Gmx_mpi uses a small number of cpu/gpu resources across nodes

GROMACS version: 2021.2
GROMACS modification: No

I have a physical host with 2 Nvidia GTX1070 GPUs installed. I created 2 VMs on the physical host and each with 1 GPU and 8 vCPU. My hostfile is below.

biovm slots=1
biovm1 slots=1

And I run the following command, trying to leverage both VMs.

mpirun -np 2 -cpus-per-rank 8 -hostfile nodes -mca btl_tcp_if_include ens192 /usr/local/gromacs/bin/gmx_mpi mdrun -deffnm md -maxh 0.08333 -resethway -ntomp 8

The problem is the performance is really poor on such a 2-node cluster, only 19ns/day. When I run the command below on only 1 VM, it can achieve ~300ns/day.

gmx_mpi mdrun -deffnm md -maxh 0.08333 -resethway 

I noticed when I run the mpirun command, cpu usage is <600% and gpu usage is single digit. However, when I run in the command in 1 vm, it can fully use the cpu (800%) and gpu usage is ~60%.

Here is my log

The following command line options and corresponding MCA parameter have
been deprecated and replaced as follows:

  Command line options:
    Deprecated:  --cpus-per-proc, -cpus-per-proc, --cpus-per-rank, -cpus-per-rank
    Replacement: --map-by <obj>:PE=N, default <obj>=NUMA

  Equivalent MCA parameter:
    Deprecated:  rmaps_base_cpus_per_proc
    Replacement: rmaps_base_mapping_policy=<obj>:PE=N, default <obj>=NUMA

The deprecated forms *will* disappear in a future version of Open MPI.
Please update to the new syntax.

GROMACS is free software; you can redistribute it and/or modify it
under the terms of the GNU Lesser General Public License
as published by the Free Software Foundation; either version 2.1
of the License, or (at your option) any later version.

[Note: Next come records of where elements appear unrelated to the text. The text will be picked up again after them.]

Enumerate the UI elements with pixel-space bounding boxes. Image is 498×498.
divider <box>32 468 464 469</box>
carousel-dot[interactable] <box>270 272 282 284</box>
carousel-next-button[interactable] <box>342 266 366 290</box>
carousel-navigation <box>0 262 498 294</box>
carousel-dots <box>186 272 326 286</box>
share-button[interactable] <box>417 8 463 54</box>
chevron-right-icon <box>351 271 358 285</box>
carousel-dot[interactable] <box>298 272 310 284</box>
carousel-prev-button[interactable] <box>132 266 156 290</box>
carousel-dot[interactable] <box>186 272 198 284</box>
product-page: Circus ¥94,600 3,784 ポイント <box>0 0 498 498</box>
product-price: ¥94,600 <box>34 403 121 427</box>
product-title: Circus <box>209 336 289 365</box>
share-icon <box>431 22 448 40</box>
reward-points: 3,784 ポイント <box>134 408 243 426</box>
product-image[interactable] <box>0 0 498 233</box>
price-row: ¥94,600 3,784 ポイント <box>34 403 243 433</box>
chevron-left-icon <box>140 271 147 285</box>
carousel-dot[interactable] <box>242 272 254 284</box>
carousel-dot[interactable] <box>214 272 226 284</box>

GROMACS:      gmx mdrun, version 2021.2
Executable:   /usr/local/gromacs/bin/gmx_mpi
Data prefix:  /usr/local/gromacs
Working dir:  /data/fdai/gromacs
Command line:
  gmx_mpi mdrun -deffnm md -maxh 0.08333 -resethway -ntomp 8

Back Off! I just backed up md.log to ./#md.log.6#
Reading file md.tpr, VERSION 5.1.2 (single precision)
Note: file tpx version 103, software tpx version 122
Changing nstlist from 10 to 25, rlist from 0.606 to 0.673

On host biovm 1 GPU selected for this run.
Mapping of GPU IDs to the 1 GPU task in the 1 rank on this node:
PP tasks will do (non-perturbed) short-ranged and most bonded interactions on the GPU
PP task will update and constrain coordinates on the CPU
Using 2 MPI processes
Using 8 OpenMP threads per MPI process

Back Off! I just backed up md.xtc to ./#md.xtc.5#

Back Off! I just backed up md.trr to ./#md.trr.5#

Back Off! I just backed up md.edr to ./#md.edr.5#

NOTE: DLB will not turn on during the first phase of PME tuning
starting mdrun 'LYSOZYME in water'
10000000 steps,  20000.0 ps.
[biovm:84668] 1 more process has sent help message help-orte-rmaps-base.txt / deprecated
[biovm:84668] Set MCA parameter "orte_base_help_aggregate" to 0 to see all help / error messages

NOTE: DLB can now turn on, when beneficial

step 15891: resetting all time and cycle counters

Step 32475: Run time exceeded 0.082 hours, will terminate the run within 25 steps

Dynamic load balancing report:
 DLB was off during the run due to low measured imbalance.
 Average load imbalance: 0.8%.
 The balanceable part of the MD step is 45%, load imbalance is computed from this.
 Part of the total run time spent waiting due to load imbalance: 0.3%.

               Core t (s)   Wall t (s)        (%)
       Time:     2378.561      148.660     1600.0
                 (ns/day)    (hour/ns)
Performance:       19.307        1.243

btw, I have to set -cpu-per-rank 8 to allow 1 gmx_mpi process to fully utilize the 8 vCPU. without this option, it will only use 1 vCPU. Also I have to set -mca btl_tcp_if_include ens192, otherwise it will through an error. I am not sure if my configuration is correct or I missed any setting. Please help. Thank you.